Enfin, deux monastères agrémentés de jardins, l’un taoïste, l’autre bouddhiste, se dressent au sud de la Cité de la paix éternelle. A l’aube du VIIIe siècle, Chang’an symbolise la renaissance économique de la Chine, initiée cent dix ans auparavant par l’empereur Wendi. En réunifiant la nation en 589, ce fondateur de la dynastie Sui a mis fin à l’affaiblissement du pouvoir central et aux révoltes et batailles dynastiques qui se succédaient depuis le IIe siècle. Lorsqu’il prend les rênes, il bénéficie de deux révolutions discrètes survenues pendant la période de tumulte. L’assimilation d’immigrants originaires, comme lui, des «tribus barbares» du Nord a fait bondir le nombre d’habitants de l’empire (et donc de contribuables). Et la culture du riz en champs inondés, avec sélection des semences et transplantation des pousses, s’est répandue dans la plupart des régions. Les rendements augmentant, les famines se font rares.

Les Sui gouvernent trente ans seulement, mais ils lèguent à leurs successeurs, les Tang, trois réalisations qui changent le destin de la Chine. Ils couvrent le pays de greniers à grain, ce qui supprime les pertes dues au pourrissement des récoltes. Ils mobilisent aussi des millions d’hommes pour creuser le Grand Canal. Prévu pour transporter les armées, cet ouvrage dont la longueur atteint 1 500 kilomètres devient une artère commerciale permettant d’exporter le riz cultivé dans la vallée du Yangzi Jiang vers les régions jouxtant le fleuve Jaune, bien plus au nord. Du coup, les villes poussent comme des champignons dans cette partie du pays trop aride pour y pratiquer l’agriculture intensive. C’est d’ailleurs au nord de l’empire que les Sui construisent leur nouvelle capitale, Daxingcheng, qui sera rebaptisée Chang’an par les Tang.

Le fardeau de ces grands travaux et plusieurs guerres infructueuses en Corée provoquent des révoltes qui causent la perte des Sui.
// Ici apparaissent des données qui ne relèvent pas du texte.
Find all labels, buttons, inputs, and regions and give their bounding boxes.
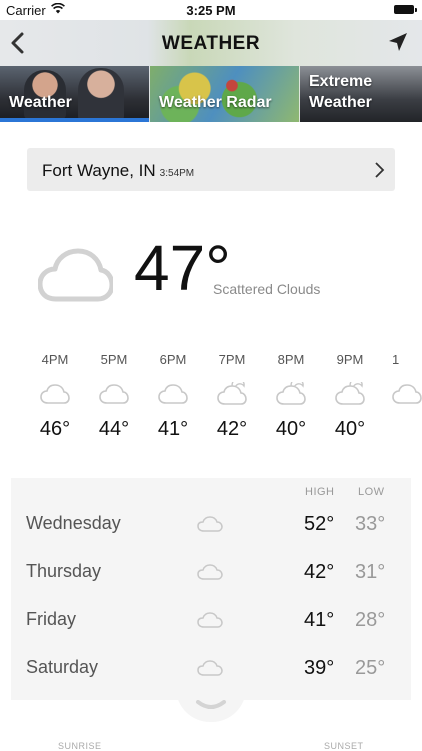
expand-handle[interactable] <box>176 688 246 722</box>
hourly-item: 6PM 41° <box>148 352 198 441</box>
clock: 3:25 PM <box>186 3 236 18</box>
hour-temp: 42° <box>216 418 248 440</box>
hourly-item: 5PM 44° <box>89 352 139 441</box>
hourly-item: 7PM 42° <box>207 352 257 441</box>
current-condition: Scattered Clouds <box>213 281 321 297</box>
hour-time: 7PM <box>218 352 246 367</box>
daily-row: Saturday 39° 25° <box>11 643 411 691</box>
category-tabs: Weather Weather Radar Extreme Weather <box>0 66 422 122</box>
hour-temp: 41° <box>157 418 189 440</box>
cloud-moon-icon <box>276 382 306 405</box>
selected-tab-indicator <box>0 118 149 122</box>
day-low: 25° <box>355 657 386 679</box>
hourly-item: 9PM 40° <box>325 352 375 441</box>
tab-weather-label: Weather <box>9 94 72 111</box>
daily-row: Wednesday 52° 33° <box>11 499 411 547</box>
chevron-right-icon <box>375 162 385 178</box>
day-name: Friday <box>26 609 77 629</box>
day-low: 33° <box>355 513 386 535</box>
day-high: 52° <box>304 513 335 535</box>
hourly-forecast[interactable]: 4PM 46° 5PM 44° 6PM 41° 7PM 42° 8PM 40° … <box>0 352 422 452</box>
tab-weather[interactable]: Weather <box>0 66 149 122</box>
day-low: 28° <box>355 609 386 631</box>
page-title: WEATHER <box>161 33 261 54</box>
hourly-item: 8PM 40° <box>266 352 316 441</box>
hour-temp: 46° <box>39 418 71 440</box>
location-selector[interactable]: Fort Wayne, IN 3:54PM <box>27 148 395 191</box>
updated-time: 3:54PM <box>159 168 195 179</box>
hour-time: 5PM <box>100 352 128 367</box>
day-name: Thursday <box>26 561 102 581</box>
hour-time: 6PM <box>159 352 187 367</box>
day-name: Wednesday <box>26 513 121 533</box>
daily-forecast: HIGH LOW Wednesday 52° 33° Thursday 42° … <box>11 478 411 700</box>
cloud-icon <box>38 248 113 302</box>
tab-weather-radar-label: Weather Radar <box>159 94 272 111</box>
hour-time: 4PM <box>41 352 69 367</box>
hour-temp: 44° <box>98 418 130 440</box>
status-bar: Carrier 3:25 PM <box>0 0 422 20</box>
header: WEATHER Weather Weather Radar Extreme We… <box>0 20 422 122</box>
day-high: 39° <box>304 657 335 679</box>
day-high: 42° <box>304 561 335 583</box>
hour-time: 8PM <box>277 352 305 367</box>
cloud-icon <box>197 516 223 532</box>
chevron-down-icon <box>196 700 226 709</box>
cloud-icon <box>392 384 422 404</box>
location-row: Fort Wayne, IN 3:54PM <box>42 161 194 181</box>
day-high: 41° <box>304 609 335 631</box>
hour-time: 9PM <box>336 352 364 367</box>
location-arrow-icon[interactable] <box>386 30 410 54</box>
cloud-icon <box>197 564 223 580</box>
cloud-icon <box>40 384 70 404</box>
daily-row: Friday 41° 28° <box>11 595 411 643</box>
day-name: Saturday <box>26 657 99 677</box>
low-header: LOW <box>358 486 385 498</box>
hourly-item: 1 <box>384 352 422 418</box>
hourly-item: 4PM 46° <box>30 352 80 441</box>
high-header: HIGH <box>305 486 335 498</box>
anchor-photo-right <box>78 68 124 122</box>
cloud-moon-icon <box>217 382 247 405</box>
cloud-moon-icon <box>335 382 365 405</box>
cloud-icon <box>197 612 223 628</box>
cloud-icon <box>99 384 129 404</box>
battery-icon <box>394 5 417 14</box>
city-name: Fort Wayne, IN <box>42 161 156 180</box>
tab-extreme-weather-label: Extreme Weather <box>309 73 373 111</box>
hour-temp: 40° <box>334 418 366 440</box>
hour-time: 1 <box>392 352 400 367</box>
daily-row: Thursday 42° 31° <box>11 547 411 595</box>
cloud-icon <box>158 384 188 404</box>
hour-temp: 40° <box>275 418 307 440</box>
tab-extreme-weather[interactable]: Extreme Weather <box>300 66 422 122</box>
day-low: 31° <box>355 561 386 583</box>
cloud-icon <box>197 660 223 676</box>
tab-weather-radar[interactable]: Weather Radar <box>150 66 299 122</box>
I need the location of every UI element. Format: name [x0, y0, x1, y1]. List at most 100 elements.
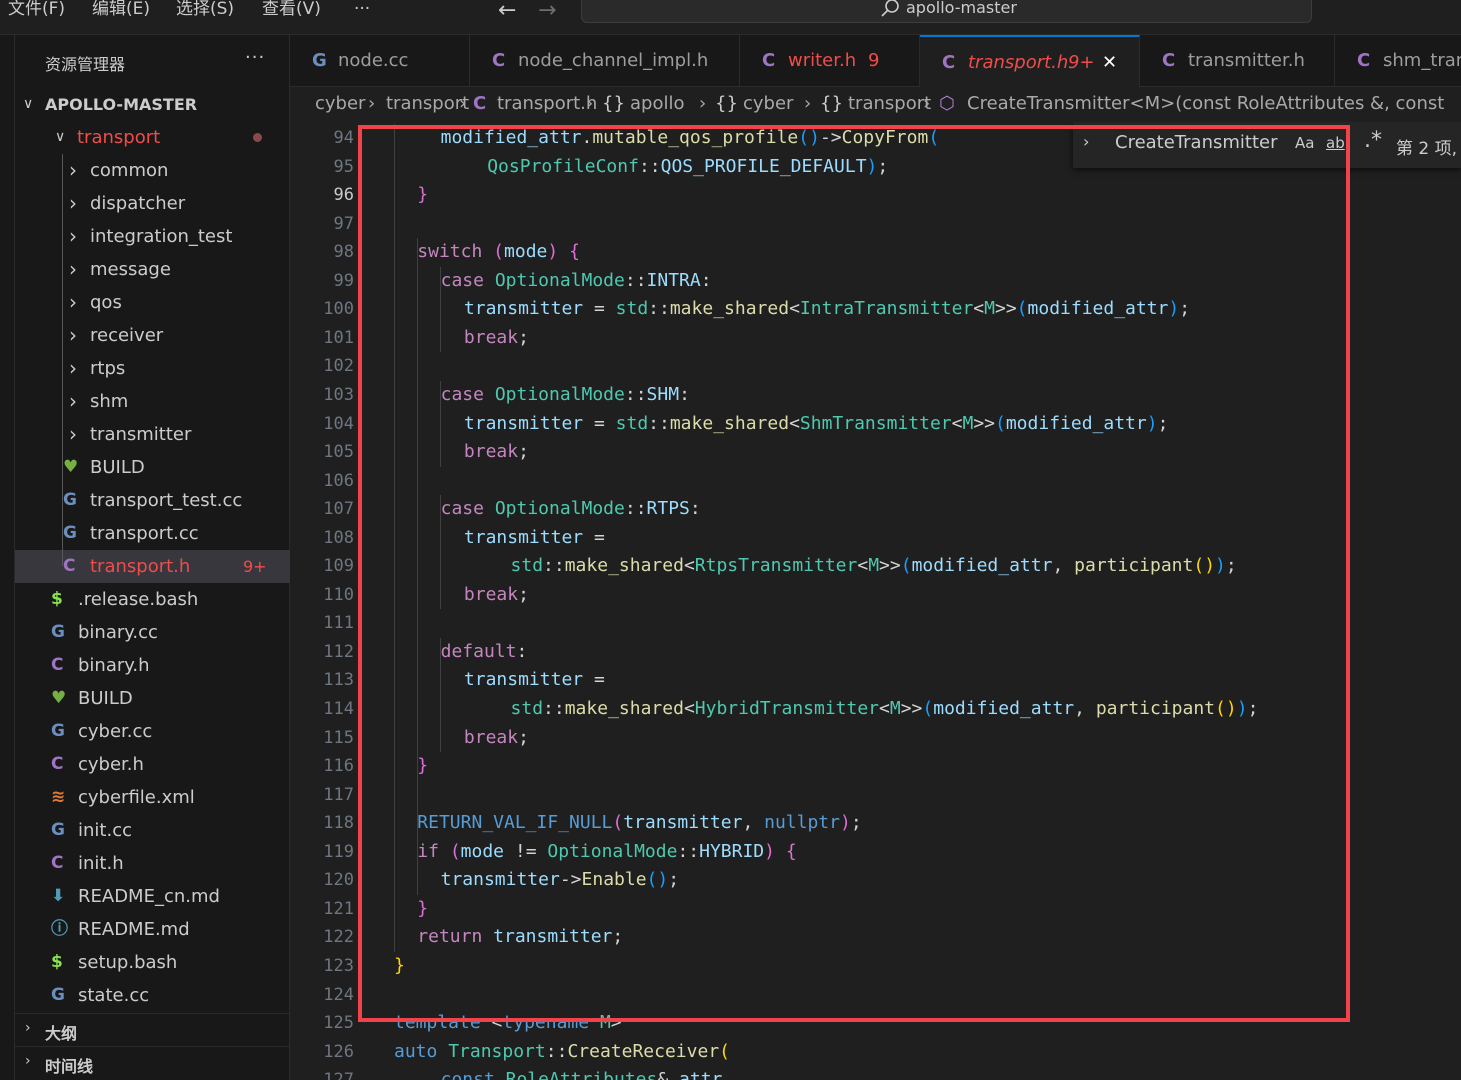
c-header-icon: C [51, 853, 64, 873]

Mais tout est en place pour que l’empire connaisse une ère de prospérité. Du VIIe au XIIIe siècle, au cours des dynasties Tang, puis Song, la croissance se double d’innovations majeures et d’une floraison littéraire et artistique : en dépit des intrigues de palais et de guerres civiles sporadiques, la Chine classique aborde son âge d’or.

Sous les Tang (618-907), le moteur du développement est la hausse de la productivité agricole. La culture en ligne, le sarclage intensif, le soc de charrue en fer et le versoir sont déjà en usage, alors qu’ils ne seront adoptés en Europe qu’au XVIIe siècle. De plus, l’Etat investit dans la construction de routes et de canaux. Enfin, le nord du pays rattrape son retard et ne cesse de s’agrandir du fait des conquêtes chinoises en Asie centrale.

Situé à l’extrémité de la route de la soie, Chang’an importe du thé du Sichuan et héberge des marchands indiens, perses et arabes. Les caravanes qui s’y pressent inspirent à ses potiers des statuettes de cavaliers et de chameaux couverts de vernis verts et bruns. On y érige des mosquées, des églises nestoriennes, des temples zoroastriens… Les citoyens fortunés trouvent chic d’employer des portiers noirs «importés» d’Afrique de l’Est. Leurs femmes lancent une mode inspirée des tenues de leurs domestiques originaires d’Asie centrale et leurs bijoux en argent sont copiés sur le style iranien.

La croissance est aussi stimulée par d’autres évolutions : la professionnalisation des bureaucrates (désormais sélectionnés sur examen, et non en fonction de leur rang dans l’aristocratie), le relâchement de la mainmise de l’Etat sur le commerce (il se contente de percevoir des taxes) et le boom de l’industrie métallurgique (la production de fer atteint déjà 20 000 tonnes en l’an 800). De plus, l’économie se monétarise : 100 millions de pièces sont fabriquées chaque année dans les fonderies de l’empire.

A partir de 756, des rébellions endommagent pourtant Chang’an et, à la fin du VIIIe siècle, l’empire des Tang entre dans une période de chaos qui aboutit en 904 à la destruction de sa capitale et à une nouvelle fragmentation de l’empire. Durant le demi-siècle suivant, treize empereurs et dix rois se battent pour gouverner ses débris. Heureusement, les combats se déroulent loin du cœur de l’économie : lorsque les Song prennent le pouvoir, en 960, les rizières, les canaux et la plupart des villes sont intacts. Sous leur règne, l’expansion démographique est remarquable (100 millions d’habitants vers 1100), la croissance s’accélère et les avancées scientifiques se multiplient.